07.20.2017 | In The News

Cost of lawyer’s fraud falls on client, not third party

Settlement deal upheld, despite principal’s lack of awareness

When an attorney’s fraud victimizes both a third party and the principal who hired him, the principal must bear the cost of that fraudulent conduct, a Middlesex Superior Court judge has decided.

An attorney accepted and converted for his own use payments on a settlement agreement he had negotiated without his client’s consent. The client then hired new counsel and sued to recover the $23,000 business debt it believed it was still owed.

The client seemed to have a compelling precedent on its side: the Supreme Judicial Court’s decision in the 1930 case Precious v. O’Rourke, in which the court invalidated a settlement negotiated without the client’s authorization. The court placed the burden on the opposing party to “ascertain at his peril whether the attorney has authority to make the settlement.”

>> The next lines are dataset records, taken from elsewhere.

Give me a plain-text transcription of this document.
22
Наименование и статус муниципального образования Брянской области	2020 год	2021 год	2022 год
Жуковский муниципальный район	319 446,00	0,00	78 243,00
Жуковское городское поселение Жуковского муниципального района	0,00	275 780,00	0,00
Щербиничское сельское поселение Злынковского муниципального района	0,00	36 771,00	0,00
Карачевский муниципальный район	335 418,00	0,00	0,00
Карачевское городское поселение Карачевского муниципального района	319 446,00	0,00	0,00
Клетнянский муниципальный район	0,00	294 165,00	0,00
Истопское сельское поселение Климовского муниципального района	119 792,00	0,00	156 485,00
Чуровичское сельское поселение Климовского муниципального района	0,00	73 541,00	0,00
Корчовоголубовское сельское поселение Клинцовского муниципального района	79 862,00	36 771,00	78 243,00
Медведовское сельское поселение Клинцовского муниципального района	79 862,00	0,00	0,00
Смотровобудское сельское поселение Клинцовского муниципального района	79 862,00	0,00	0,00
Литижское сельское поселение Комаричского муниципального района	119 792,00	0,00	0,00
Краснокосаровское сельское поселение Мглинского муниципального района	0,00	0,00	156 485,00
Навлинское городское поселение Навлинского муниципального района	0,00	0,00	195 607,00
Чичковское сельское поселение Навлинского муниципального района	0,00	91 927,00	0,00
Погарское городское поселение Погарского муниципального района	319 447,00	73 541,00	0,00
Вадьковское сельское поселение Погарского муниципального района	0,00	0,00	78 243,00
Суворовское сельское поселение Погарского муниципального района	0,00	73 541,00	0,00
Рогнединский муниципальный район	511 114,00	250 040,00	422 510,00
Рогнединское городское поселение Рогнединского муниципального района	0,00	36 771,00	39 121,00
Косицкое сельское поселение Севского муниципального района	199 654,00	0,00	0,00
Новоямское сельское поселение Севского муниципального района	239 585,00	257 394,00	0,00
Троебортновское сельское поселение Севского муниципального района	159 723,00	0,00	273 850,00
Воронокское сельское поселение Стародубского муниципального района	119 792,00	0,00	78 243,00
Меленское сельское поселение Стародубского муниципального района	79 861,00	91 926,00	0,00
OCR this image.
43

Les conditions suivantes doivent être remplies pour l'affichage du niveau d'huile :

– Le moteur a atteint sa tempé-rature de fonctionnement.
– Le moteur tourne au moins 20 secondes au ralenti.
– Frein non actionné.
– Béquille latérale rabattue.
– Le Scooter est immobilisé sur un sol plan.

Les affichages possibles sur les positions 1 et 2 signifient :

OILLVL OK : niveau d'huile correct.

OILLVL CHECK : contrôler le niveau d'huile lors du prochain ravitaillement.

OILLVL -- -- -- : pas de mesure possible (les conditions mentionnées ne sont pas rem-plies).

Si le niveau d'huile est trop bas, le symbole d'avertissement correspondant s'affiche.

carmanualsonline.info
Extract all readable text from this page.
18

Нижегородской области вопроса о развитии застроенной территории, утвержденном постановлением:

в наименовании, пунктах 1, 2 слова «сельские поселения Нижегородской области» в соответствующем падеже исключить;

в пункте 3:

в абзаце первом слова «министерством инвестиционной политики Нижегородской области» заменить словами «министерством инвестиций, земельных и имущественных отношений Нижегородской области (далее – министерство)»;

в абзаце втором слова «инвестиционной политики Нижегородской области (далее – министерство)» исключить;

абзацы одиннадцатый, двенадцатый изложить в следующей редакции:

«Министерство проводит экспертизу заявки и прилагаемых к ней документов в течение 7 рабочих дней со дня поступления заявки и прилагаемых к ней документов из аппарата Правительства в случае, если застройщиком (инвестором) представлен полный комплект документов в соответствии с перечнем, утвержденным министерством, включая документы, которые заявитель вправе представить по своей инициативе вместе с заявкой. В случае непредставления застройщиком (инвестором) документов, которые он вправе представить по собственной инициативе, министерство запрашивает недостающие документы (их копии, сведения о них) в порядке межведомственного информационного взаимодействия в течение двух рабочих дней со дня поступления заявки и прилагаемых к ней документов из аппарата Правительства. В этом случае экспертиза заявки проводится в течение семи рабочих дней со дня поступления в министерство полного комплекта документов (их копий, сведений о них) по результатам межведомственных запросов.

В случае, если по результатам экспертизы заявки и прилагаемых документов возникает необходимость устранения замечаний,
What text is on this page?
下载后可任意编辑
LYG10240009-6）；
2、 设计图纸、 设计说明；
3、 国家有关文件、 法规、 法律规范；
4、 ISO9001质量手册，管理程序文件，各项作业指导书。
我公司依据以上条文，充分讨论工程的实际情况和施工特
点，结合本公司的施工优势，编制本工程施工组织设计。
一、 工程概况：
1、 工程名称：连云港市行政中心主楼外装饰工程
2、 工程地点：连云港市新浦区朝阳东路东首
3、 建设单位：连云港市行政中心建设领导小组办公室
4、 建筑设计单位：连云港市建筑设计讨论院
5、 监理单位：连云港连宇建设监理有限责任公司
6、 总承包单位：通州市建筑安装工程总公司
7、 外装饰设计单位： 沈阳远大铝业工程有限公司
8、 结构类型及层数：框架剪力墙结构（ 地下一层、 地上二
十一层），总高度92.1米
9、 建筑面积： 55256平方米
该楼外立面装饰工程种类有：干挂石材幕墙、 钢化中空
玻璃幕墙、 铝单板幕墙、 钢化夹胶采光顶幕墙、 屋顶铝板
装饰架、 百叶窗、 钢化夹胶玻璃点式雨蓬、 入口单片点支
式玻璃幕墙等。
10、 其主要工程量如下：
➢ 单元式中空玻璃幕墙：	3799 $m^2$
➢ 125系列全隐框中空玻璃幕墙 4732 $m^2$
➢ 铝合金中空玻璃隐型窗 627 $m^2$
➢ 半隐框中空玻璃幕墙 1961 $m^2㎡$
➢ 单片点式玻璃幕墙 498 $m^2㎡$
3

But Judge Christopher K. Barry-Smith distinguished the case before him from Precious. In the current case, the third party had been provided a settlement agreement that appeared to have been signed by the attorney’s client. While it later turned out that the signature had been forged, the settlement agreement “provides a basis for apparent authority that did not exist, or at least was not evaluated, in Precious,” Barry-Smith wrote.

Even if apparent authority remained in dispute, the attorney’s fraudulent conduct “triggers agency principles beyond actual and apparent authority that are designed to apportion risk as between the principal and the third party when both are unaware of the agent’s fraudulent conduct,” the judge continued.

Leaning heavily on the Restatement (Second) of Agency, Barry-Smith found that the attorney had both apparent and inherent authority to settle the claim and that the cost of his fraud should fall on his client.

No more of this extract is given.